Prosatio Silban and the Final Refection

THE “PURE CITY,” SO SAY the Sacreants, is the eternal home reserved for the souls of pious Uulians, where their earned rewards are consonant with their earthly deeds.

Capital criminals, on the other hand, are a different matter. Continue reading “Prosatio Silban and the Final Refection”

Prosatio Silban and the Harnessless Dray-Beast

GIVEN SOMETHING AS ESSENTIAL AND ubiquitous as fatberry-oil, it was perhaps unsurprising how little thought people gave to its source and acquisition.
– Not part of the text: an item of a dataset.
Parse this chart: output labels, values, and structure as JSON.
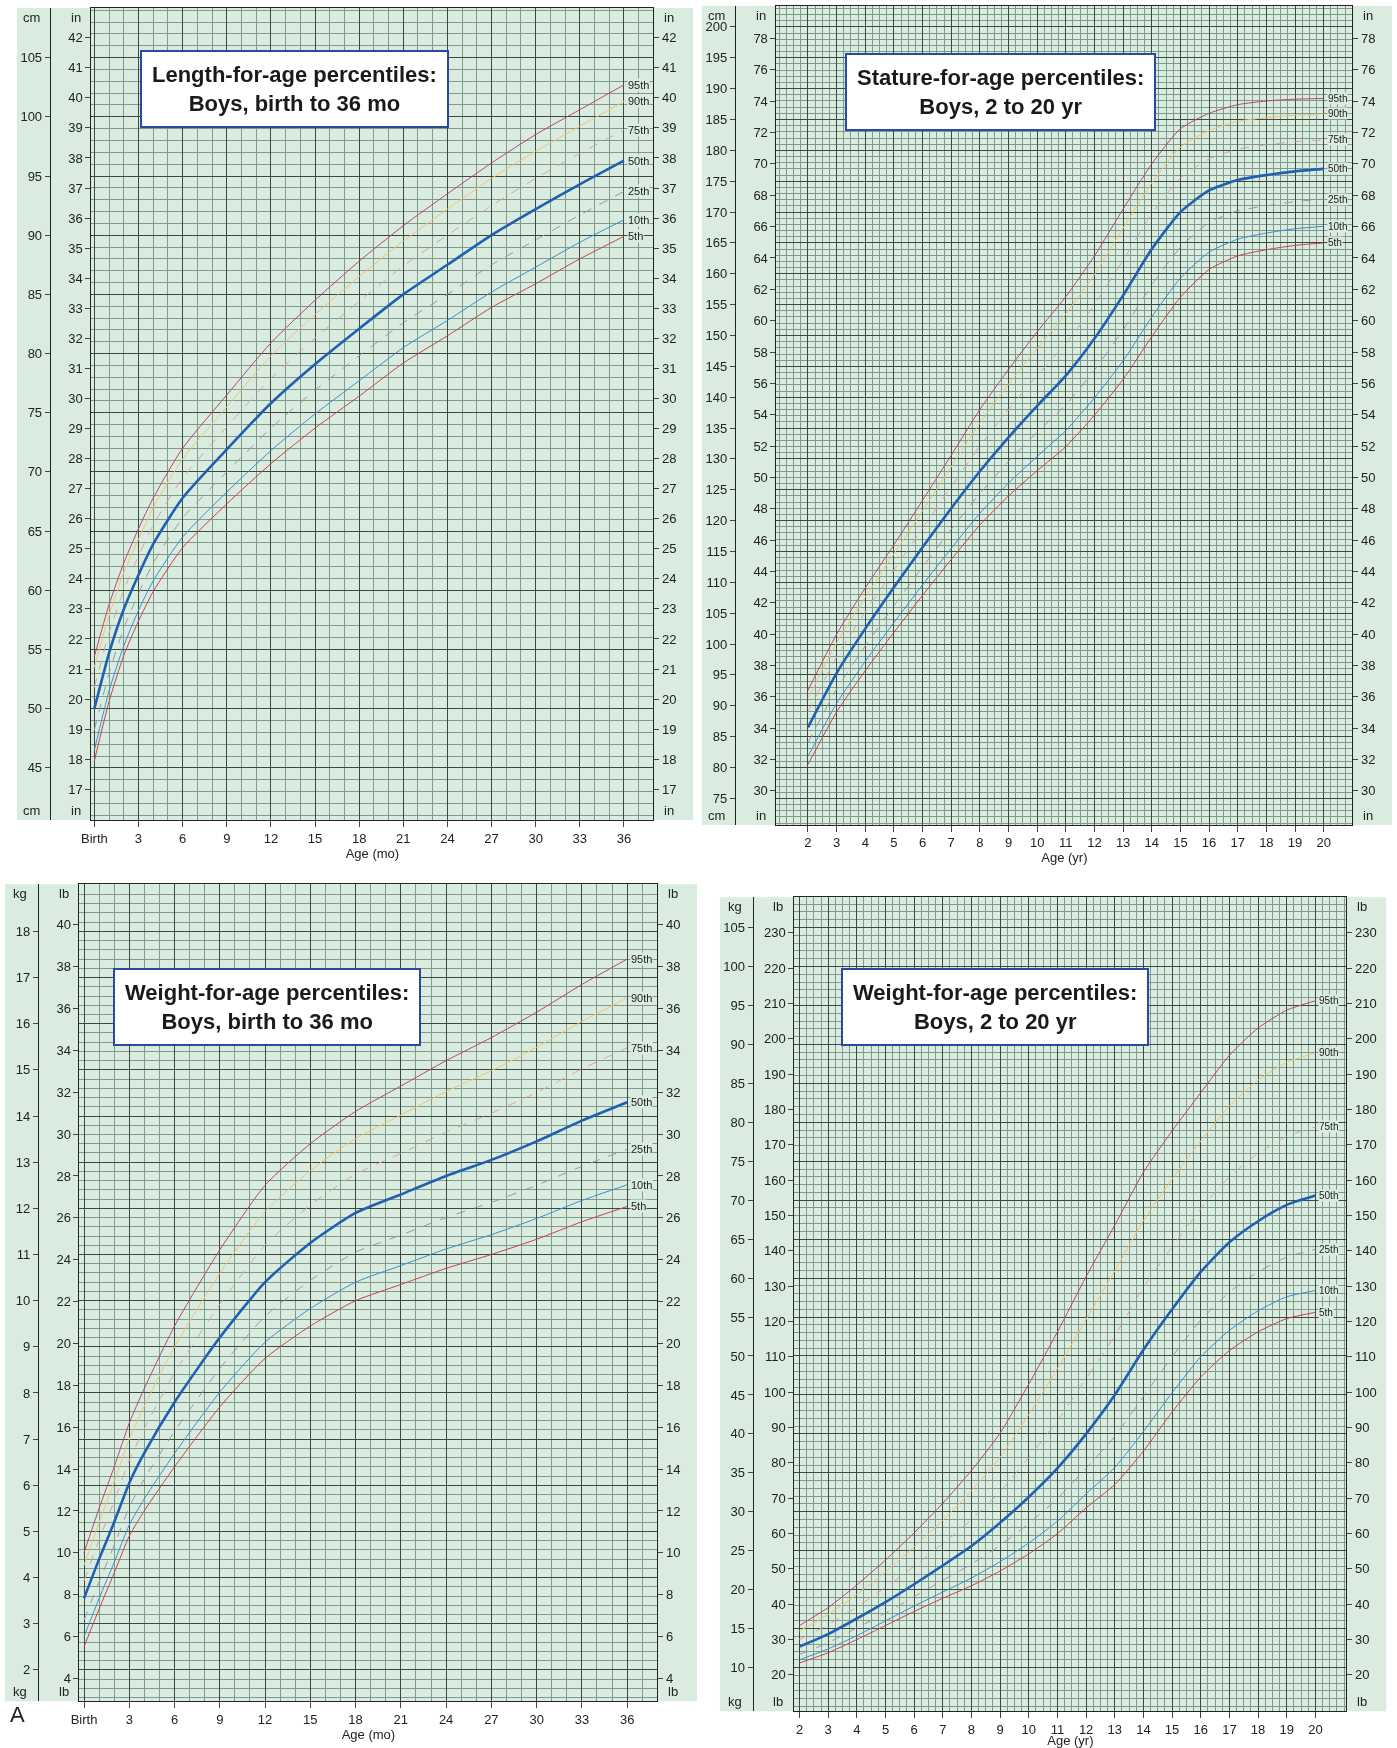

Anyone in need of stove- and/or lamp-fuel could obtain it for themselves with little effort by mashing the abundant purple berries and collecting their unctuous fluid, leaving over fatberry-cakes – fragrant maroon lumps suitable for two purposes: 1) igniting funeral pyres, contract-sealing altars, and other important flames, and 2) feeding hungry buopoths.

Prosatio Silban had little use for the first of these applications and quite a lot for the second (as well as for the oil, of course). Continue reading “Prosatio Silban and the Harnessless Dray-Beast”

Favicon Plugin created by Jake Ruston's Wordpress Plugins - Powered by Briefcases and r4 ds card.